-
Notifications
You must be signed in to change notification settings - Fork 4
Description
I observed some very interesting behavior while using this crate in a few services of mine. I've observed that running multiple tasks on the tokio runtime along with a nitox client will cause the other tasks to never be executed, or receive very minimal execution, while nitox is running.
Of course, first I suspected that it was my code, but I reviewed it thoroughly and did not find anything obvious which would block the runtime. After reviewing the networking code in this crate, it looks like parking_lot::RwLock is used as a fairly fundamental building block for the nats client and the connection multiplexer. This is what is causing the blocking.
The parking_lot crate does provide smaller and more efficient locking mechanisms than the std::sync primitives, but they still block the calling thread when attempting to acquire read/write access. The documentation explicitly states this. Take write for example: RwLock's type def, which uses lock_api::RwLock under the hood. Docs state:
Locks this RwLock with exclusive write access, blocking the current thread until it can be acquired. [...]

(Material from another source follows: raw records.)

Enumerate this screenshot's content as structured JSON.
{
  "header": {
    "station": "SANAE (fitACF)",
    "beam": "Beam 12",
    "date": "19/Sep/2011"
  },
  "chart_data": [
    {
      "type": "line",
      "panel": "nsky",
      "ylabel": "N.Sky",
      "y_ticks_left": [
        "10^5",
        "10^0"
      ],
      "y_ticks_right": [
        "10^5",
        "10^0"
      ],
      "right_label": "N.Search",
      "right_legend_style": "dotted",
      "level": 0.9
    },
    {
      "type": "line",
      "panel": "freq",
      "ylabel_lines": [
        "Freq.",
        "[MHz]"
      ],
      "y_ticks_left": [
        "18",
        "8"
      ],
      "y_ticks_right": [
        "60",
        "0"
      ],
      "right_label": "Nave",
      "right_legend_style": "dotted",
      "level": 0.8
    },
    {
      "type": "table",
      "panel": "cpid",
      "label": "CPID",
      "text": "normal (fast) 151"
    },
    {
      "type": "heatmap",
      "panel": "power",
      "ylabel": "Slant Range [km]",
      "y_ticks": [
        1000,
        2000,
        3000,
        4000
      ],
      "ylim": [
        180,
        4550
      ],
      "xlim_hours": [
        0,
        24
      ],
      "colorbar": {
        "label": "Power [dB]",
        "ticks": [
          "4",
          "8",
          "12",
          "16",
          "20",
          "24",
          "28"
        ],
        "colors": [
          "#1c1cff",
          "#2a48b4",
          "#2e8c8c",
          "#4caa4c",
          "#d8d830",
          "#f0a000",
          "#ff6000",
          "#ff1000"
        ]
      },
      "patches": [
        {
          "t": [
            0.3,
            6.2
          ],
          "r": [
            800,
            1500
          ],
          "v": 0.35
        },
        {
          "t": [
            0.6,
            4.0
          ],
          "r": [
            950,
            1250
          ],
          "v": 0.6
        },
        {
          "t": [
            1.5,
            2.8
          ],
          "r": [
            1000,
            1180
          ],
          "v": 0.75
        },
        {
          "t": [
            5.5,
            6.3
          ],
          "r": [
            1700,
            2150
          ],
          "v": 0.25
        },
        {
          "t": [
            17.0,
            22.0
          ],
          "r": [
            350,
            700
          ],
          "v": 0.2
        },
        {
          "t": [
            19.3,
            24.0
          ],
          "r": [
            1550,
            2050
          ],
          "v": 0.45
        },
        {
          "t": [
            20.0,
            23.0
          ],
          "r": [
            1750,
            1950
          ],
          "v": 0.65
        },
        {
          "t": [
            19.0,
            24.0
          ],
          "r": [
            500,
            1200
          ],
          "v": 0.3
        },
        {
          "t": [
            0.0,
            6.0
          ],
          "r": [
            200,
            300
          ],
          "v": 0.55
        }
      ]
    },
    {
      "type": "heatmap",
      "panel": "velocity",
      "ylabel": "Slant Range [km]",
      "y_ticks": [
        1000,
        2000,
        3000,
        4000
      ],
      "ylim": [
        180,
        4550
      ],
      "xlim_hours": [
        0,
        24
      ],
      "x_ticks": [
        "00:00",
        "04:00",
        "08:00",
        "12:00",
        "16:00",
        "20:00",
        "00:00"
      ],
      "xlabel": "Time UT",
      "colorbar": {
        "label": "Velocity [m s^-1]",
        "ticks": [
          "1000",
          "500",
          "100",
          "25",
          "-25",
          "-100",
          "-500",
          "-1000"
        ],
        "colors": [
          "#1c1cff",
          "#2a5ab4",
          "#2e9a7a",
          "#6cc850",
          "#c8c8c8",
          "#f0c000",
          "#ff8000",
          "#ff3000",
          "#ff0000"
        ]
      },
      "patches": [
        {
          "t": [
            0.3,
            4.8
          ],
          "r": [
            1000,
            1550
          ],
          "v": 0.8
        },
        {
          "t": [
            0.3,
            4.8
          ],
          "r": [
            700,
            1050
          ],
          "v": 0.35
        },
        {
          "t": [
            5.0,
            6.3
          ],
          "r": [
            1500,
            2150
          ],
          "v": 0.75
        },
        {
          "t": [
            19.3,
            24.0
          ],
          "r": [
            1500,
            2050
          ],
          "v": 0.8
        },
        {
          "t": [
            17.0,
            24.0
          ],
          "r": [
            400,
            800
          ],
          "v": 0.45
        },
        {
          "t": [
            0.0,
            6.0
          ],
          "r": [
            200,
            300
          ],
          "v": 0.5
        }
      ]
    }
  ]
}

The blocking locks are used primarily in the client, net/connection & net/connection_inner.
what do we do about this?
First, I think that this is not a good thing. We definitely do not want nitox to block the event loop, because then it essentially defeats the purpose of using an event loop. Pretty sure we can all agree with that.

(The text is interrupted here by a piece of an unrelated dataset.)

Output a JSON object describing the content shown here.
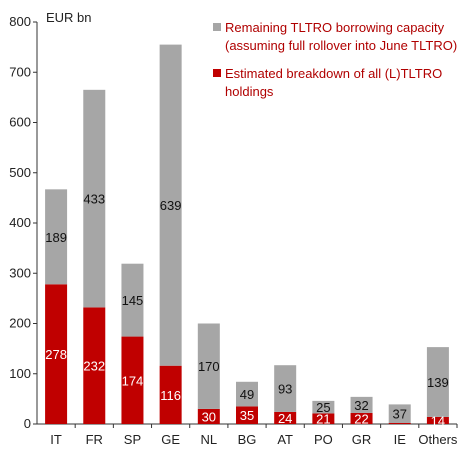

As a path forward, I would propose that we use a non-blocking message passing based approach. A pattern which I have used quite successfully in the past. Details below.
message passing instead of locks
- the public nats client type will continue to present roughly the same interface.
- when the nats client is instantiated/connected, the nats client will spawn a new private task onto the runtime which owns the connection. Just for reference here, we can call that spawned task the
daemon. - when the daemon is first spawned, it will be given a futures mpsc receiver. This mpsc channel will communicate oneshot channels of
Result<NatsClient, NatsError>or the like. - the public nats client will send oneshot receivers over the channel to request a clone of the nats connection which the daemon is managing.
- because the daemon owns the connection, the memory does not need to be shared and therefore no locks are needed. This applies to the multiplexer as well. The daemon's communication channel (or channels) will be able to receive commands to update the multiplexer for new subscriptions &c.
- we can also setup the public nats client in such a way that when it is dropped, it will issue a command to the daemon which will cause it to shutdown and clean up its resources. This will resolve Clients never disconnect, even after manual drop. #22 & How to Disconnect Client #6 (which is not actually resolved).